Was ich hätte anders machen können
Im Nachhinein würde ich vieles ändern. Trotz meiner Schüchternheit hätte ich unsere Probleme gleich ansprechen sollen. Dann hätten wir uns gestritten und vielleicht vertragen oder auch nicht vertragen. Vor allem aber hätte ich meiner Freundin die Chance zu geben, an ihrem Verhalten zu arbeiten oder gar darauf zu reagieren. Mit meinem Schweigen entschied ich jedoch für uns beide. Das war definitiv falsch, nicht zuletzt, weil ich es war, die am meisten darunter litt. Nachtragend zu sein bedeutet nämlich, immerzu diese beißende Enttäuschung zu spüren.
Enttäuschung ist menschlich und ich sollte (müsste?) immer zulassen.
Enttäuschung ist eine sehr negative Emotion, die ich am liebsten von mir wegschieben würde. Ich habe für mich jedoch erkannt, dass es besonders wichtig ist, auch die ganz harten Emotionen zuzulassen und vor allem auch auszuhalten. Es mag vielleicht leichter erscheinen, etwas zu verdrängen, doch das ist es nicht.
Raum und Abstand für sich finden
Inzwischen ziehe ich mich bei Konflikten immer ganz bewusst zurück. Ich möchte mein Gegenüber damit nicht bestrafen, sondern brauche meinen Raum, um die Gefühle zuzulassen und mich zu sortieren. Ich muss nicht sofort verzeihen, ich kann mir Zeit geben und in Ruhe überlegen, wie ich zukünftig damit umgehen möchte. Wichtig ist es aber die Person in Kenntnis zu setzen, dass ich sie nicht bewusst ignoriere, sondern einfach Zeit brauche. Tue ich das nicht, würde es so wirken, als wollte ich sie mit Liebesentzug oder Schweigen bestrafen.

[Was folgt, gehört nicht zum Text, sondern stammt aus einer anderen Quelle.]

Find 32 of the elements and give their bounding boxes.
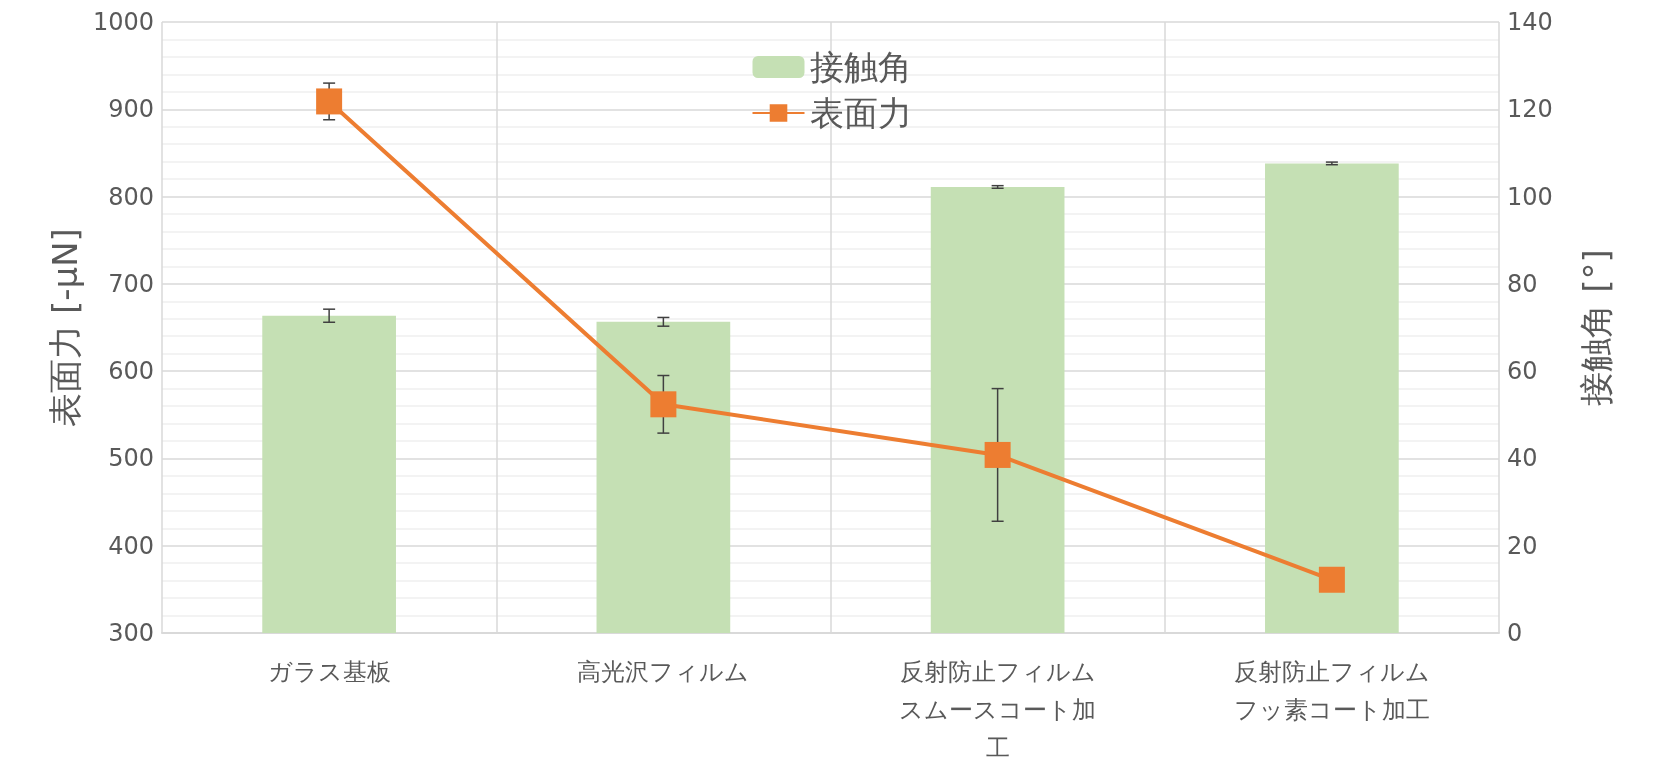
y-tick-label: 300 (108, 619, 154, 647)
y2-tick-label: 20 (1507, 531, 1538, 560)
bar (930, 186, 1065, 633)
y-tick-label: 900 (108, 95, 154, 124)
legend-label: 接触角 (809, 47, 912, 87)
y-tick-label: 700 (108, 269, 154, 298)
x-tick-label: 反射防止フィルムフッ素コート加工 (1233, 658, 1430, 724)
x-tick-label: 高光沢フィルム (577, 658, 750, 686)
y-tick-label: 500 (108, 444, 154, 473)
point (316, 88, 343, 115)
x-tick-label: 反射防止フィルムスムースコート加工 (899, 658, 1097, 762)
y2-tick-label: 0 (1507, 619, 1523, 647)
bar (262, 315, 396, 633)
x-tick-label: ガラス基板 (267, 658, 391, 686)
legend-label: 表面力 (809, 93, 912, 133)
bar (596, 321, 731, 633)
point (984, 441, 1011, 468)
y2-tick-label: 100 (1507, 182, 1553, 211)
y-axis-title: 表面力 [-μN] (45, 228, 85, 427)
y2-tick-label: 140 (1507, 8, 1553, 36)
y2-tick-label: 60 (1507, 357, 1538, 386)
y-tick-label: 800 (108, 182, 154, 211)
y2-tick-label: 120 (1507, 95, 1553, 124)
point (650, 391, 677, 418)
bar (1265, 163, 1399, 633)
point (1318, 566, 1345, 593)
y-tick-label: 600 (108, 357, 154, 386)
y-tick-label: 1000 (92, 8, 154, 36)
y-tick-label: 400 (108, 531, 154, 560)
y2-tick-label: 80 (1507, 269, 1538, 298)
y2-tick-label: 40 (1507, 444, 1538, 473)
y2-axis-title: 接触角 [°] (1576, 249, 1616, 406)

Nach dem Motto: Du hast mich verletzt, jetzt verletze ich dich – nur eben still und leise.
Früher dachte ich immer, dass es ungesund sei, immerzu zu streiten. Ein Teil meiner Familie macht das nämlich sehr häufig, während ein anderer Teil die Dinge nie anspricht. Aber drei Mal könnt ihr raten, welche Partei harmonischer miteinander umgeht: Natürlich die, die sich Konflikten stellt.
Streiten ist wichtig und gehört bei jeder Beziehung dazu. Man muss nicht gleich rumschreien und mit Tellern um sich werfen, aber Hauptsache man spricht sich aus.
Hier also mein Fazit:
Wie verarbeite ich also Enttäuschung?
Indem ich sie zulasse, das Gegenüber zu Rede stelle, und mir genügend Zeit nehme, um sie verrauchen zu lassen!
Soweit meine ehrlichen Gedanken dazu. Was sind eure?